Nos referimos en este post a reducir los consumos eléctricos y los de gas puesto que, como todos los años, nos vamos a llevar alguna que otra sorpresa en la próxima factura. Las empresas proveedoras siempre se las arreglan para trasladar a los consumidores el incremento de sus costes, por lo que en nuestra mano está economizar al máximo. ¿Pero cómo?

 

reducir los consumos

Reducir los consumos sólo requiere algo de constancia

1.- Cambia las bombillas ya e instala unidades de bajo consumo. Sabrás que se han dejado de fabricar las unidades convencionales incandescentes y aunque las de bajo consumo te puedan parecer más caras, realmente no lo son. A la larga, salen significativamente más baratas. No esperes más.
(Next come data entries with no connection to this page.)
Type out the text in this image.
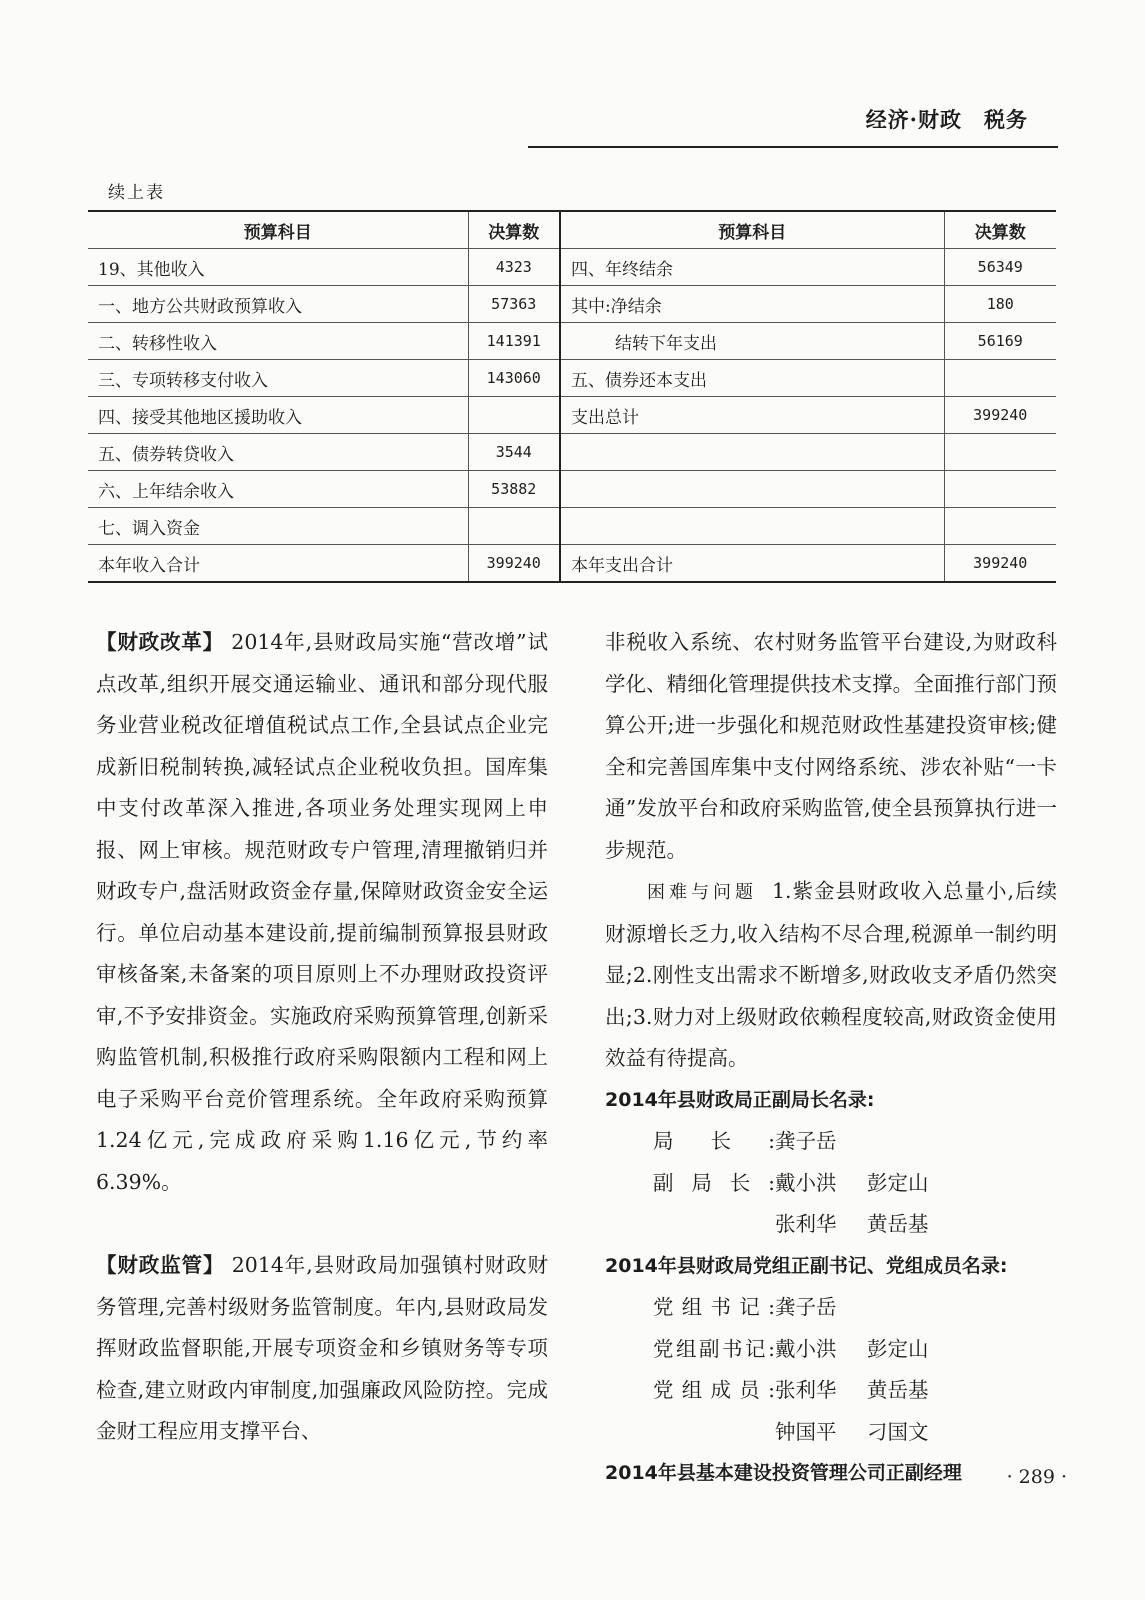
经济·财政　税务
续上表
预算科目	决算数	预算科目	决算数
19、其他收入	4323	四、年终结余	56349
一、地方公共财政预算收入	57363	其中:净结余	180
二、转移性收入	141391	结转下年支出	56169
三、专项转移支付收入	143060	五、债券还本支出	
四、接受其他地区援助收入		支出总计	399240
五、债券转贷收入	3544		
六、上年结余收入	53882		
七、调入资金			
本年收入合计	399240	本年支出合计	399240

【财政改革】 2014年,县财政局实施“营改增”试点改革,组织开展交通运输业、通讯和部分现代服务业营业税改征增值税试点工作,全县试点企业完成新旧税制转换,减轻试点企业税收负担。国库集中支付改革深入推进,各项业务处理实现网上申报、网上审核。规范财政专户管理,清理撤销归并财政专户,盘活财政资金存量,保障财政资金安全运行。单位启动基本建设前,提前编制预算报县财政审核备案,未备案的项目原则上不办理财政投资评审,不予安排资金。实施政府采购预算管理,创新采购监管机制,积极推行政府采购限额内工程和网上电子采购平台竞价管理系统。全年政府采购预算1.24亿元,完成政府采购1.16亿元,节约率6.39%。

【财政监管】 2014年,县财政局加强镇村财政财务管理,完善村级财务监管制度。年内,县财政局发挥财政监督职能,开展专项资金和乡镇财务等专项检查,建立财政内审制度,加强廉政风险防控。完成金财工程应用支撑平台、

非税收入系统、农村财务监管平台建设,为财政科学化、精细化管理提供技术支撑。全面推行部门预算公开;进一步强化和规范财政性基建投资审核;健全和完善国库集中支付网络系统、涉农补贴“一卡通”发放平台和政府采购监管,使全县预算执行进一步规范。

困难与问题 1.紫金县财政收入总量小,后续财源增长乏力,收入结构不尽合理,税源单一制约明显;2.刚性支出需求不断增多,财政收支矛盾仍然突出;3.财力对上级财政依赖程度较高,财政资金使用效益有待提高。

2014年县财政局正副局长名录:

局长: 龚子岳
副局长: 戴小洪 彭定山
张利华 黄岳基

2014年县财政局党组正副书记、党组成员名录:

党组书记: 龚子岳
党组副书记: 戴小洪 彭定山
党组成员: 张利华 黄岳基
钟国平 刁国文

2014年县基本建设投资管理公司正副经理	· 289 ·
2.- Hazte con un termostato inteligente para la calefacción de casa y que sea programable. La mejor manera de reducir los consumos derivados de calentar nuestra vivienda es usando la calefacción sólo cuando es necesario. Fija una temperatura ideal —se recomienda algo cercano a los 21º— y unos horarios determinados de uso.

3.- Ponte la ropa adecuada. No tiene mucho sentido tener la calefacción de casa encendida y estar en manga corta. Es mucho más lógico abrigarse un poco más en lugar de crear un clima tropical en casa durante el invierno, ¿no crees?

4.- Deshazte de la segunda nevera. Si quieres reducir los consumos domésticos, no conserves la nevera vieja cuando compres la nueva. Algunas personas tienden a quedársela para usarla como segunda nevera, para —por ejemplo— los artículos congelados. Pero las neveras más antiguas consumen mucha electricidad y es mejor deshacerse de ellas convenientemente.

5.- Cierra puertas y cortinas. Sí, parece obvio, pero no todo el mundo se preocupa por cerrar puertas y ventanas cuando la calefacción está encendida. Es imposible reducir los consumos si el aire caliente se escapa fácilmente de casa. Las persianas también son un excelente elemento aislante.

6.- Lava la ropa con agua fría. Nuestra ropa no necesita realmente lavarse con agua caliente, y tampoco necesita programas de lavado tan largos. Reducir los consumos no está reñido con tener la ropa bien limpia.